Cento e una notte, Agnès Varda, Francia, 1995 (Videoteca)
Il 1995 è un anno estremamente importante: il cinema compie cento anni di vita, oltrepassando l’aspettativa di vita massima di un essere umano. In tutto il mondo si cerca di sintetizzare questa breve quanto corposa vita in vari modi: restauri, documentari, film su commissione. In Italia, ad esempio, la televisione pubblica viene monopolizzata da oltre cento ore di proiezioni non stop curate da Enrico Ghezzi e il team di Fuori Orario. In Francia Jean-Luc Godard propone una continuazione del mastodontico Histoire(s) du cinéma (1988) con Deux fois cinquante ans de cinéma français (1995). Agnès Varda invece, decide di ribaltare tutte queste celebrazioni. Al ricordo preferisce la messa in scena, e realizza di un pastiche comico di cento anni di cinema. La realtà si unisce alla finzione, e i grandi maestri del passato vengono rievocati fantasmi, incluse le leggende ancora viventi – Robert De Niro, Hanna Schygulla, Jeanne Moreau, Isabelle Adjani, Jean-Paul Belmondo, Marcello Mastroianni e moltissimi altri. Portando avanti la riflessione elaborata dalla filmografia coeva di Agnès Varda, il film tematizza il rapporto oscuro tra immagini e tempo, qui declinato nella relazione tra film, persone e realtà.
Agnès Varda: From Here to There, Agnès Varda, Francia, 2011 (Videoteca)
I documentari di Agnès Varda non si sono mai retti su una struttura ben definita e organizzata, ma su un tema principale aperto e malleabile, disponibile a cambiare a seconda dei personaggi incontrati lungo la realizzazione, delle coincidenze e del casi del destino.
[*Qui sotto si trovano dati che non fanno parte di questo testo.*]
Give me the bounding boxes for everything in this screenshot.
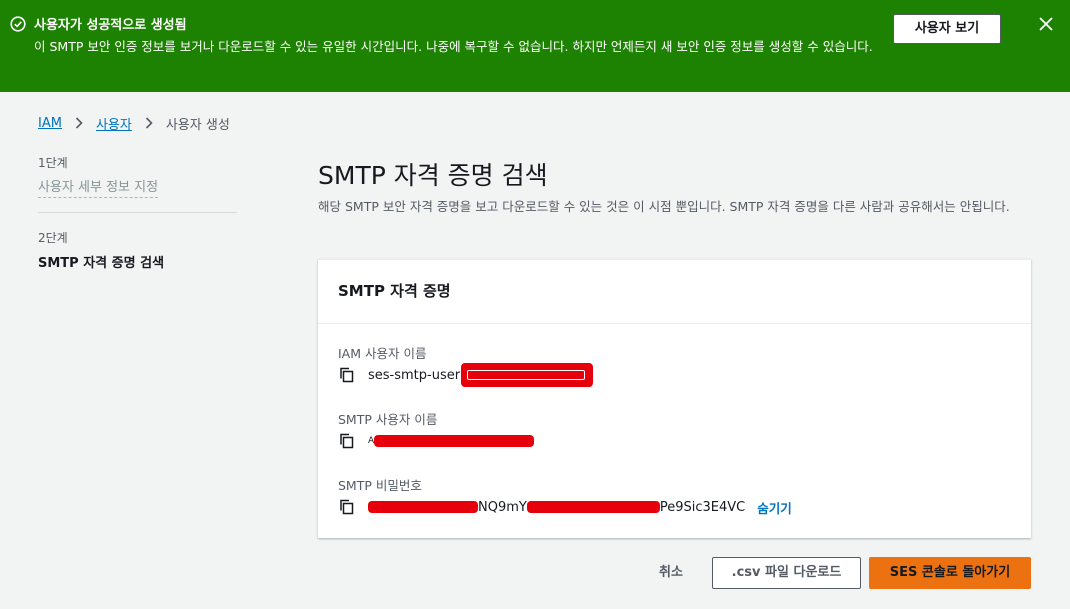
redaction-mark	[368, 501, 478, 513]
copy-icon[interactable]	[338, 432, 356, 450]
redaction-mark	[526, 501, 660, 513]
panel-divider	[318, 323, 1031, 324]
copy-icon[interactable]	[338, 366, 356, 384]
redaction-mark	[374, 435, 535, 447]
success-check-icon	[10, 16, 26, 32]
redaction-mark	[461, 363, 594, 387]
smtp-password-mid: NQ9mY	[478, 499, 527, 515]
chevron-right-icon	[75, 117, 83, 129]
close-icon[interactable]	[1036, 14, 1056, 34]
download-csv-button[interactable]: .csv 파일 다운로드	[712, 557, 861, 589]
smtp-password-end: Pe9Sic3E4VC	[659, 499, 746, 515]
credentials-panel: SMTP 자격 증명 IAM 사용자 이름 ses-smtp-user SMTP…	[318, 259, 1031, 538]
chevron-right-icon	[145, 117, 153, 129]
step-2-name: SMTP 자격 증명 검색	[38, 256, 165, 271]
smtp-password-row: NQ9mY Pe9Sic3E4VC 숨기기	[338, 496, 792, 518]
panel-title: SMTP 자격 증명	[338, 282, 451, 300]
smtp-user-label: SMTP 사용자 이름	[338, 412, 438, 427]
step-2-label: 2단계	[38, 231, 68, 245]
banner-title: 사용자가 성공적으로 생성됨	[34, 18, 187, 33]
view-user-button[interactable]: 사용자 보기	[893, 14, 1001, 44]
iam-user-label: IAM 사용자 이름	[338, 346, 427, 361]
iam-user-row: ses-smtp-user	[338, 363, 594, 387]
success-banner: 사용자가 성공적으로 생성됨 이 SMTP 보안 인증 정보를 보거나 다운로드…	[0, 0, 1070, 92]
step-1-label: 1단계	[38, 156, 68, 170]
step-divider	[38, 212, 237, 213]
banner-message: 이 SMTP 보안 인증 정보를 보거나 다운로드할 수 있는 유일한 시간입니…	[34, 39, 873, 54]
iam-user-value: ses-smtp-user	[368, 367, 461, 383]
breadcrumb-users-link[interactable]: 사용자	[96, 114, 132, 133]
page-description: 해당 SMTP 보안 자격 증명을 보고 다운로드할 수 있는 것은 이 시점 …	[318, 199, 1010, 214]
copy-icon[interactable]	[338, 498, 356, 516]
return-to-ses-console-button[interactable]: SES 콘솔로 돌아가기	[869, 557, 1031, 589]
cancel-button[interactable]: 취소	[648, 557, 694, 589]
step-1-name[interactable]: 사용자 세부 정보 지정	[38, 176, 159, 198]
page-title: SMTP 자격 증명 검색	[318, 161, 548, 190]
smtp-password-label: SMTP 비밀번호	[338, 478, 422, 493]
smtp-user-row: A	[338, 430, 535, 452]
breadcrumb-iam-link[interactable]: IAM	[38, 116, 62, 131]
hide-password-link[interactable]: 숨기기	[757, 498, 792, 517]
breadcrumb-current: 사용자 생성	[165, 117, 230, 133]
breadcrumb: IAM 사용자 사용자 생성	[38, 114, 230, 133]
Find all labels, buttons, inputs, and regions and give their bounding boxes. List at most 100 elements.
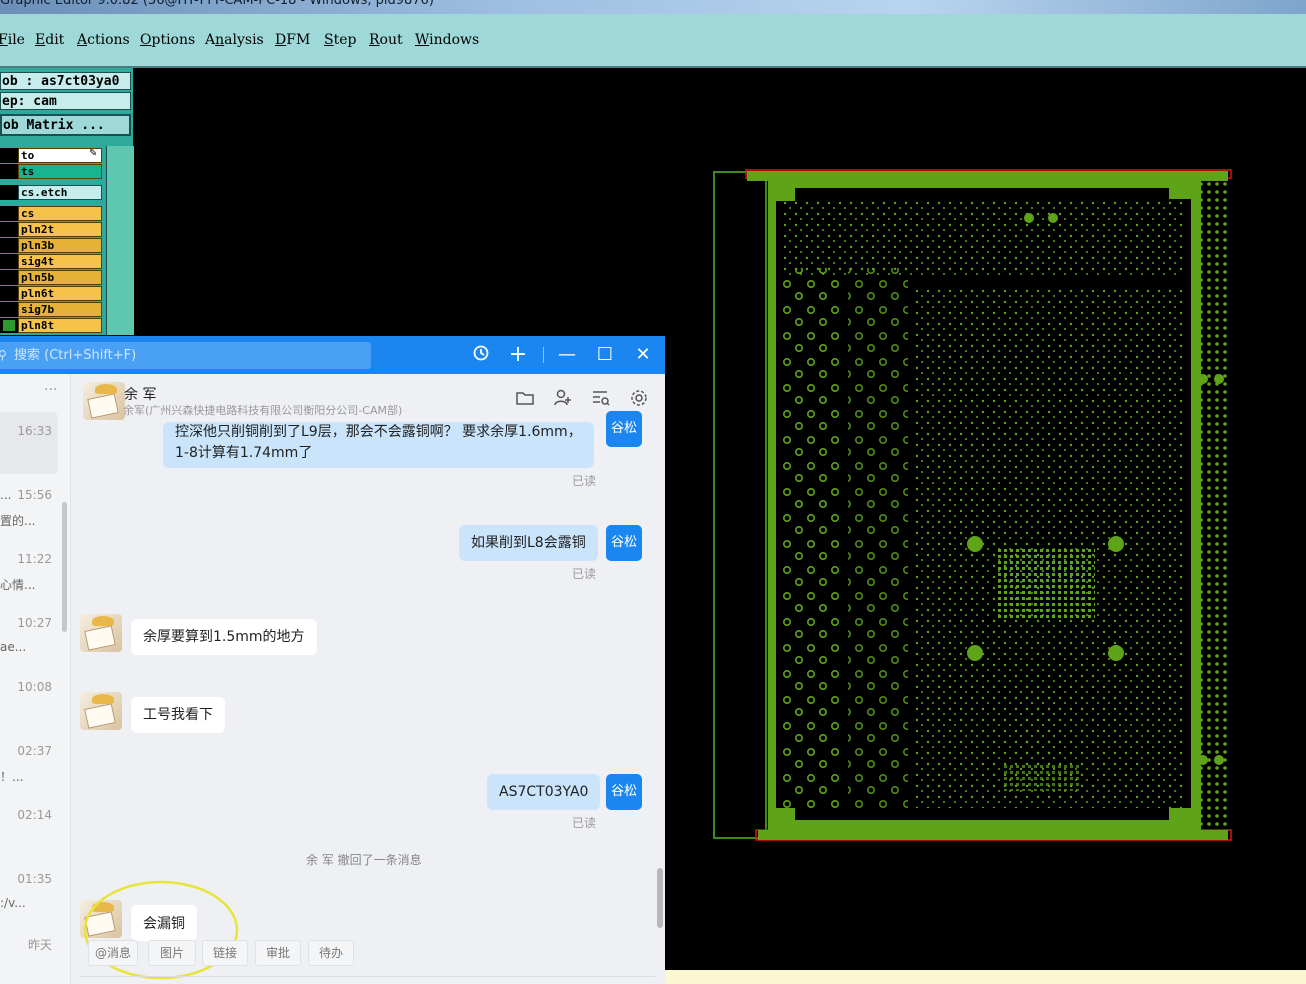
menu-edit[interactable]: Edit (35, 32, 64, 48)
layer-affect-box[interactable] (0, 148, 18, 163)
recall-notice: 余 军 撤回了一条消息 (306, 853, 422, 867)
layer-row[interactable]: cs (0, 206, 102, 221)
list-item-preview: :/v... (0, 896, 26, 910)
contact-subtitle: 余军(广州兴森快捷电路科技有限公司衡阳分公司-CAM部) (123, 404, 403, 417)
layer-affect-box[interactable] (0, 164, 18, 179)
list-item-time: 昨天 (27, 938, 52, 952)
message-scrollbar[interactable] (657, 868, 663, 928)
layer-affect-box[interactable] (0, 302, 18, 317)
maximize-button[interactable]: ☐ (594, 344, 616, 366)
menu-options[interactable]: Options (140, 32, 195, 48)
list-item-preview: ae... (0, 640, 27, 654)
menu-step[interactable]: Step (324, 32, 356, 48)
list-item-preview: ... (0, 488, 12, 502)
layer-row[interactable]: sig7b (0, 302, 102, 317)
layer-affect-box[interactable] (0, 286, 18, 301)
list-item-time: 02:37 (17, 744, 52, 758)
list-item-time: 11:22 (17, 552, 52, 566)
list-item-time: 01:35 (17, 872, 52, 886)
link-button[interactable]: 链接 (202, 940, 248, 966)
highlight-ellipse (83, 880, 239, 980)
read-status: 已读 (572, 567, 597, 581)
search-history-icon[interactable] (591, 388, 611, 412)
list-item-time: 10:27 (17, 616, 52, 630)
title-divider (543, 347, 544, 363)
list-item[interactable] (0, 412, 58, 474)
close-button[interactable]: ✕ (632, 344, 654, 366)
folder-icon[interactable] (515, 388, 535, 412)
list-item-time: 02:14 (17, 808, 52, 822)
layer-affect-box[interactable] (0, 185, 18, 200)
list-item-time: 15:56 (17, 488, 52, 502)
message-bubble[interactable]: 控深他只削铜削到了L9层，那会不会露铜啊？ 要求余厚1.6mm， 1-8计算有1… (163, 422, 594, 468)
self-avatar[interactable]: 谷松 (606, 525, 642, 561)
search-icon: ⚲ (0, 348, 7, 362)
avatar[interactable] (83, 382, 125, 420)
message-bubble[interactable]: AS7CT03YA0 (487, 774, 601, 810)
settings-icon[interactable] (629, 388, 649, 412)
layer-row[interactable]: pln5b (0, 270, 102, 285)
status-strip (665, 970, 1306, 984)
message-bubble[interactable]: 余厚要算到1.5mm的地方 (131, 619, 317, 655)
approval-button[interactable]: 审批 (255, 940, 301, 966)
layer-row[interactable]: pln8t (0, 318, 102, 333)
list-scrollbar[interactable] (62, 502, 67, 632)
message-text: 1-8计算有1.74mm了 (175, 445, 313, 461)
layer-list-scrollbar[interactable] (106, 146, 134, 335)
add-icon[interactable]: + (507, 344, 529, 366)
image-button[interactable]: 图片 (148, 940, 196, 966)
add-member-icon[interactable] (553, 388, 573, 412)
layer-affect-box[interactable] (0, 318, 18, 333)
menu-actions[interactable]: Actions (77, 32, 130, 48)
pencil-icon: ✎ (89, 148, 98, 159)
mention-button[interactable]: @消息 (88, 940, 138, 966)
todo-button[interactable]: 待办 (308, 940, 354, 966)
message-bubble[interactable]: 工号我看下 (131, 697, 225, 733)
menu-analysis[interactable]: Analysis (205, 32, 264, 48)
list-item-preview: ！... (0, 770, 24, 784)
layer-row[interactable]: sig4t (0, 254, 102, 269)
layer-affect-box[interactable] (0, 206, 18, 221)
layer-row[interactable]: to ✎ (0, 148, 102, 163)
chat-window: ⚲ 搜索 (Ctrl+Shift+F) + — ☐ ✕ ··· 16:33 15… (0, 336, 665, 984)
contact-name: 余 军 (124, 387, 157, 403)
layer-row[interactable]: pln2t (0, 222, 102, 237)
menu-bar: File Edit Actions Options Analysis DFM S… (0, 14, 1306, 68)
chat-header: 余 军 余军(广州兴森快捷电路科技有限公司衡阳分公司-CAM部) (71, 374, 665, 426)
list-item-time: 16:33 (17, 424, 52, 438)
conversation-list: ··· 16:33 15:56 ... 置的... 11:22 心情... 10… (0, 374, 71, 984)
list-item-preview: 心情... (0, 578, 36, 592)
menu-dfm[interactable]: DFM (275, 32, 310, 48)
list-item-preview: 置的... (0, 514, 36, 528)
layer-row[interactable]: ts (0, 164, 102, 179)
input-divider (80, 976, 655, 977)
layer-affect-box[interactable] (0, 270, 18, 285)
layer-affect-box[interactable] (0, 238, 18, 253)
menu-windows[interactable]: Windows (415, 32, 479, 48)
step-name-field[interactable]: ep: cam (0, 92, 131, 110)
more-icon[interactable]: ··· (44, 382, 57, 398)
minimize-button[interactable]: — (556, 344, 578, 366)
layer-row[interactable]: cs.etch (0, 185, 102, 200)
chat-title-bar: ⚲ 搜索 (Ctrl+Shift+F) + — ☐ ✕ (0, 336, 665, 374)
menu-file[interactable]: File (0, 32, 25, 48)
search-input[interactable]: ⚲ 搜索 (Ctrl+Shift+F) (0, 342, 371, 369)
menu-rout[interactable]: Rout (369, 32, 403, 48)
layer-row[interactable]: pln3b (0, 238, 102, 253)
layer-row[interactable]: pln6t (0, 286, 102, 301)
list-item-time: 10:08 (17, 680, 52, 694)
self-avatar[interactable]: 谷松 (606, 411, 642, 447)
read-status: 已读 (572, 816, 597, 830)
layer-affect-box[interactable] (0, 222, 18, 237)
self-avatar[interactable]: 谷松 (606, 774, 642, 810)
avatar[interactable] (80, 692, 122, 730)
message-text: 控深他只削铜削到了L9层，那会不会露铜啊？ 要求余厚1.6mm， (175, 424, 582, 440)
message-bubble[interactable]: 如果削到L8会露铜 (459, 525, 598, 561)
layer-affect-box[interactable] (0, 254, 18, 269)
job-matrix-button[interactable]: ob Matrix ... (0, 114, 131, 136)
window-title: Graphic Editor 9.0.82 (36@HT-TTT-CAM-PC-… (0, 0, 434, 8)
job-name-field[interactable]: ob : as7ct03ya0 (0, 72, 131, 90)
history-icon[interactable] (470, 344, 492, 366)
avatar[interactable] (80, 614, 122, 652)
window-title-bar: Graphic Editor 9.0.82 (36@HT-TTT-CAM-PC-… (0, 0, 1306, 14)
Ma Agnès Varda: From Here to There si spinge oltre, liberandosi anche dalla presenza di un tema portante – e per questo è considerata una delle migliori espressioni documentaristiche della regista. Finanziata dalla televisione francese, l’opera è come un diario di viaggio costituito da una serie di incontri in giro per il mondo, spaziando dall’arte contemporanea all’attualità, fino al mondo del cinema. Filmato e commentato in diretta dalla stessa protagonista, il film è realizzato con un’essenzialità estetica che evidenzia le scelte autoriali di Varda: una maggiore ricerca della bella immagine avrebbe sviato l’attenzione dai temi trattati, rompendo quel clima di familiarità costruito con cura puntata dopo puntata.